United might have been better off had they just listened to Paul Scholes. He called it from the start. The Salford lad is the most delightfully downbeat Mancunian you could hope to come across apart from Corrie's Steve McDonald, and is witheringly averse to the hype that now characterises the Premier League.

Scholes was still playing with United when Pogba was there as a youth player and so didn’t bother to disguise his scepticism after learning that his former club had paid almost £90 million to buy back a player they had sold for £1.5 million four seasons earlier. “For that sort of money you want someone who is going to score 50 goals a season, like Ronaldo or Messi. Pogba is nowhere near worth that sort of money – yet.”

Sulkiness

Mourinho’s persistent pattern of sulkiness and forgiveness towards Pogba has suggested that privately he has come to share Scholes’s reservations. Pogba’s laconic style of playing and his laid-back demeanour haven’t helped his own cause. He has never looked desperate to prove himself to United.

The little video he sent out in February of last year, engaging Jesse Lingard in a daft, joyous dance in the dressing-room was, on one level, just a moment of exuberance between two young, hugely successful football stars. But their decision to post it on social media, when United were lying sixth in the league betrayed the fact that they just didn’t get where they were.
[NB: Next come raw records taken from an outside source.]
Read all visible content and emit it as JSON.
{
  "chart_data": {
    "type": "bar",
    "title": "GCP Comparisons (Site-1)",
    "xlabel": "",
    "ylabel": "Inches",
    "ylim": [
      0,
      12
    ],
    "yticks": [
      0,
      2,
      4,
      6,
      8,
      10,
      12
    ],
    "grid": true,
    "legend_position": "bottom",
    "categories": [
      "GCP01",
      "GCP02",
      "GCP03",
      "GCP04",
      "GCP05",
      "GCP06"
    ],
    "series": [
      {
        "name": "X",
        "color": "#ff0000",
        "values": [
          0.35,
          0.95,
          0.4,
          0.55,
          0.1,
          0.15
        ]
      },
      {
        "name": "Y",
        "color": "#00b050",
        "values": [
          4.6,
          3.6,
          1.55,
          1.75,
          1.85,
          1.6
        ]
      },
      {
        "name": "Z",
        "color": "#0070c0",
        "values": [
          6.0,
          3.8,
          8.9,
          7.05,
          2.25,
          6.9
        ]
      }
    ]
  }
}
It seemed like a visual proof of just how quickly and thoroughly the Ferguson way had been eroded. Imagine the scene if Roy Keane circa 2000 had happened upon his team-mates dancing without a care in the world while their team languished in the Everton-region of the league table. Imagine the shaven head, black eyes blazing, the vein in the temple bulging as he went through them in bursts of Corkonian outrage.

Where was the ambition in that short, revealing vignette of Pogba and Lingard? Where was the burning want to lead United to its accustomed February league ranking? Where was the internal anger?

Lack of urgency

It could be that Pogba’s apparent lack of urgency is as frustrating for Mourinho as it is for the player’s growing number of sceptics. The relationship between the two men has become the running theme of a season in which United have been overshadowed: nowhere near as good as local rivals City in the league, nothing like as flamboyant or crowd-pleasing as Liverpool in Europe and criminally defensive in their approach to the bread-and-butter teams of winter.

At key points, and amidst a blaze of excited commentary and headlines, Mourinho has exhibited his displeasure and disappointment in Pogba through a series of substitution and omissions and gnomic remarks.

The problem is that not even two years have passed since Mourinho celebrated Pogba as the player who “has everything”. It was and remains Mourinho’s task the manager to harness those gifts: to gauge the needs and moods of a young athlete whose reputation has preceded him to an alarming degree; to create a role within the team that facilitates his strengths and, most of all, to back him to the hilt.

Pogba has in interviews breezily suggested that the public should forget about the transfer fee. It doesn’t work like that. Record signings are expected to stand out for the right reasons. Maybe the pressure of returning to United, the expectation that came with that fee, and Mourinho’s evident peevishness as the true spotlight remained fixed on Guardiola have all affected Pogba in ways the world does not see.

With the Premier League already done and dusted, and Liverpool preparing for an operatic evenings of football against Roma, United once more find themselves turning to the diminished FA Cup for a shot at late-season salvation. Because of the relentless nature of the coverage and the hyper-profitability within the Premier League, the talk has already begun to turn to next season. Media stories have been floated about Pogba’s increasing isolation within the United squad, and of how the club are willing to part ways with him again.

But if Pogba does believe in his future at Manchester United then his role in Saturday’s FA cup semi-final against Tottenham feels like a defining game.

And it is down to Mourinho to coax a late-season burst of brilliance from his struggling star, because if Pogba’s spectacular return to United ends in failure, it will always be remembered as Mourinho’s failure.